Giacomo Tognoli Ingegnere, 63 anni, nato Corteno Golgi (BS), sposato con 2 figlie. Da poco pensionato dopo aver lavorato nel mondo della ricerca petrolifera per diverse Società internazionali in Italia e all’estero, tra cui oltre 8 anni in Kazakhstan. Amante della montagna dove regolarmente pratica alpinismo e scialpinismo, da circa 15 anni è appassionato anche di moto. Sulle due ruote ha effettuato numerosi viaggi in Europa e Africa raggiungendo nel 2104 Dakar in Senegal.
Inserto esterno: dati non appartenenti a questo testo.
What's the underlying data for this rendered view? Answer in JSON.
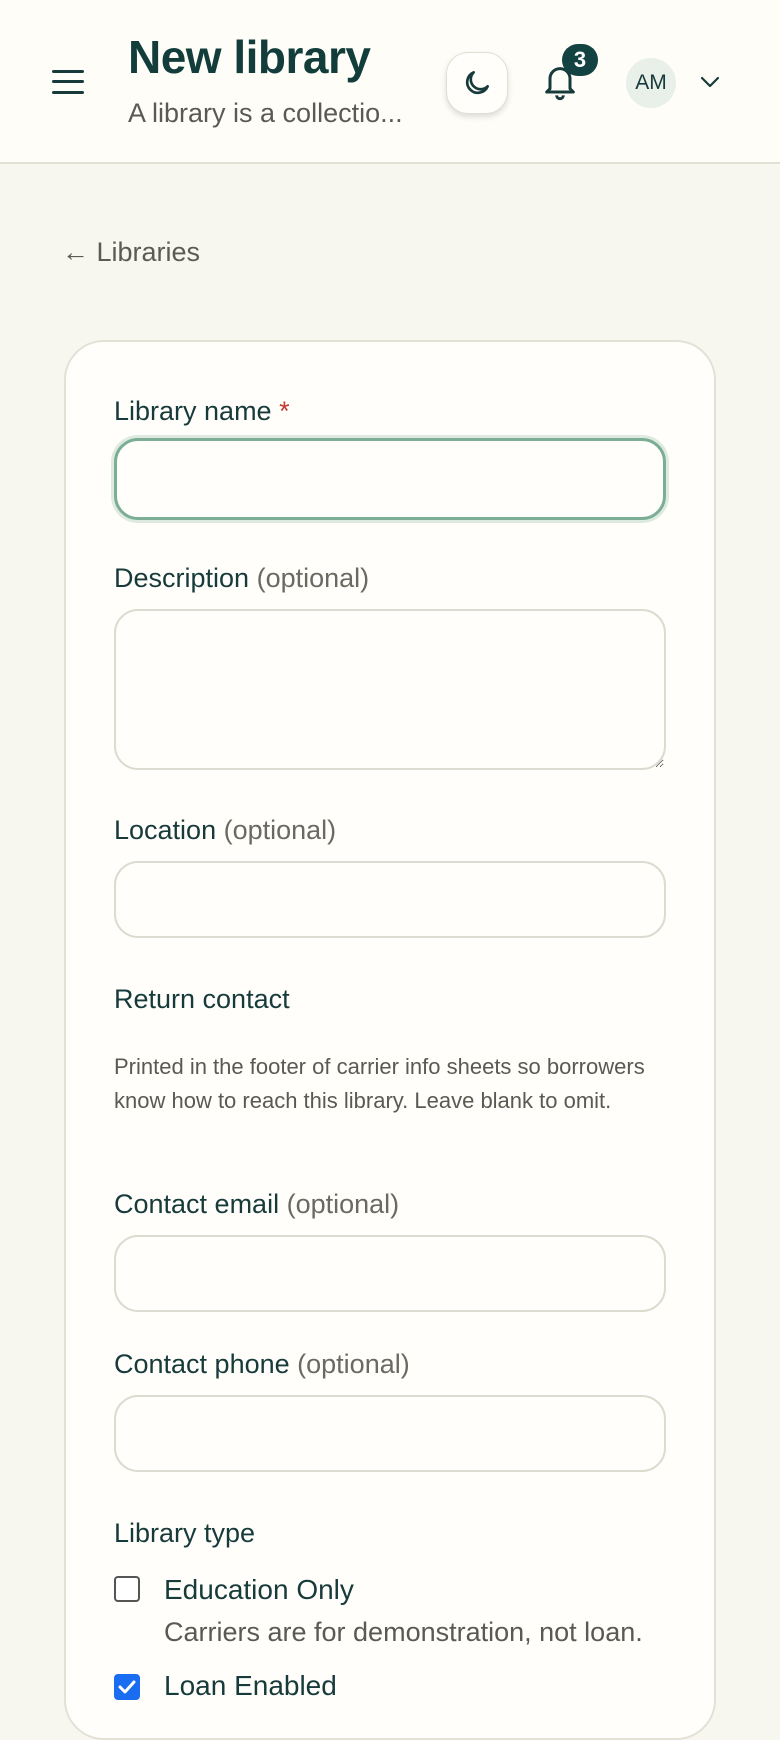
{
  "header": {
    "title": "New library",
    "subtitle": "A library is a collectio...",
    "notification_count": "3",
    "avatar_initials": "AM"
  },
  "nav": {
    "back_label": "← Libraries"
  },
  "form": {
    "name": {
      "label": "Library name",
      "required_mark": "*",
      "value": ""
    },
    "description": {
      "label": "Description",
      "optional": "(optional)",
      "value": ""
    },
    "location": {
      "label": "Location",
      "optional": "(optional)",
      "value": ""
    },
    "return_contact": {
      "heading": "Return contact",
      "help": "Printed in the footer of carrier info sheets so borrowers know how to reach this library. Leave blank to omit."
    },
    "contact_email": {
      "label": "Contact email",
      "optional": "(optional)",
      "value": ""
    },
    "contact_phone": {
      "label": "Contact phone",
      "optional": "(optional)",
      "value": ""
    },
    "library_type": {
      "heading": "Library type",
      "options": [
        {
          "label": "Education Only",
          "description": "Carriers are for demonstration, not loan.",
          "checked": false
        },
        {
          "label": "Loan Enabled",
          "checked": true
        }
      ]
    }
  },
  "icons": {
    "menu": "hamburger-icon",
    "theme": "moon-icon",
    "notifications": "bell-icon",
    "account_menu": "chevron-down-icon"
  },
  "colors": {
    "brand": "#123d3b",
    "focus_ring": "#7bae95",
    "required": "#c23a32",
    "checkbox_checked": "#1a6cf0"
  }
}
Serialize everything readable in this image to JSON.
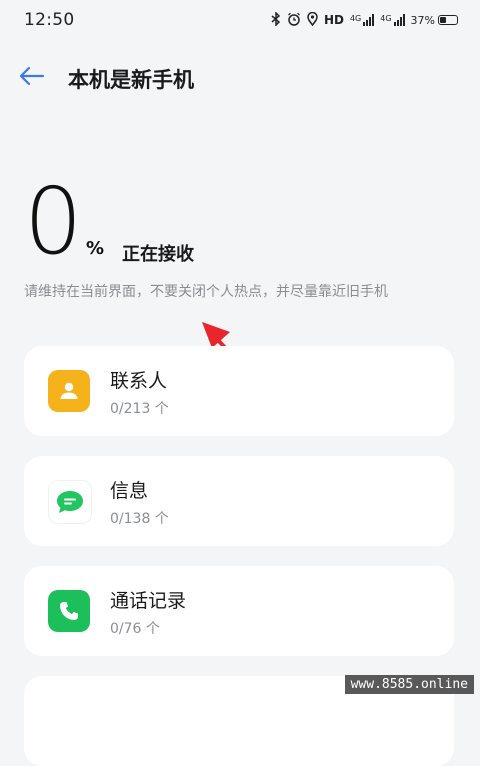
{
  "status_bar": {
    "time": "12:50",
    "hd_label": "HD",
    "network_1": "4G",
    "network_2": "4G",
    "battery_percent": "37%",
    "battery_level": 0.37,
    "icons": [
      "bluetooth-icon",
      "alarm-icon",
      "location-icon",
      "hd-icon",
      "signal-icon",
      "battery-icon"
    ]
  },
  "header": {
    "back_icon": "back-arrow-icon",
    "title": "本机是新手机"
  },
  "progress": {
    "value": "0",
    "unit": "%",
    "status": "正在接收",
    "hint": "请维持在当前界面，不要关闭个人热点，并尽量靠近旧手机"
  },
  "items": [
    {
      "title": "联系人",
      "count": "0/213 个",
      "icon": "contacts-icon",
      "color": "#f5b21a"
    },
    {
      "title": "信息",
      "count": "0/138 个",
      "icon": "message-icon",
      "color": "#22c55e"
    },
    {
      "title": "通话记录",
      "count": "0/76 个",
      "icon": "phone-icon",
      "color": "#1dbf5a"
    }
  ],
  "annotation": {
    "color": "#e8262b"
  },
  "watermark": "www.8585.online"
}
Nell’estate del 2016 con Marco Varini ha raggiunto in moto Ulan Bator in Mongolia percorrendo 25.000 km lungo la Via della seta e la Pamir Highway e la Siberia. . Con entusiasmo aderisce all’iniziativa di 7MML per visitare nuovi paesi e per dare un senso più completo alla passione motociclistica. “Non potevo restare indifferente ad un’iniziativa che ha lo scopo di dare un aiuto concreto a chi ne ha bisogno – dice- e nel contempo si sposa con la passione della moto”. Viaggerà con una KTM 990 Adventure

Marco-Varini

Marco Varini 61 anni, motociclista dall’età di 14, bresciano. Libero professionista con una passata esperienza in banche di investimento inglesi e americane, oggi è motociclista-viaggiatore quasi “a tempo pieno”. Ha viaggiato in moto, quasi sempre da solo o con qualche amico, in tutta Europa, una ventina di volte in Africa (dall’Egitto al Senegal) e in Asia (Turchia, Via della Seta, Mongolia, Federazione Russa Asiatica). Endurista di formazione, con gli amici Claudio e Giacomo percorrerà l’intera tratta da Brescia a Kannur in sella a una Yamaha XT660Z Ténéré. Ha aderito con entusiasmo all’invito di 7milamiglialontano, cogliendo l’occasione di finalizzare la passione per il viaggio nel supporto a una iniziativa meritoria in un Paese a cui si sente indirettamente legato, in quanto suo papà, come molti altri ufficiali italiani fatti prigionieri nel 1940/1941 in Nord Africa, passò in India, tra Bangalore e Yol, 5 anni della sua vita.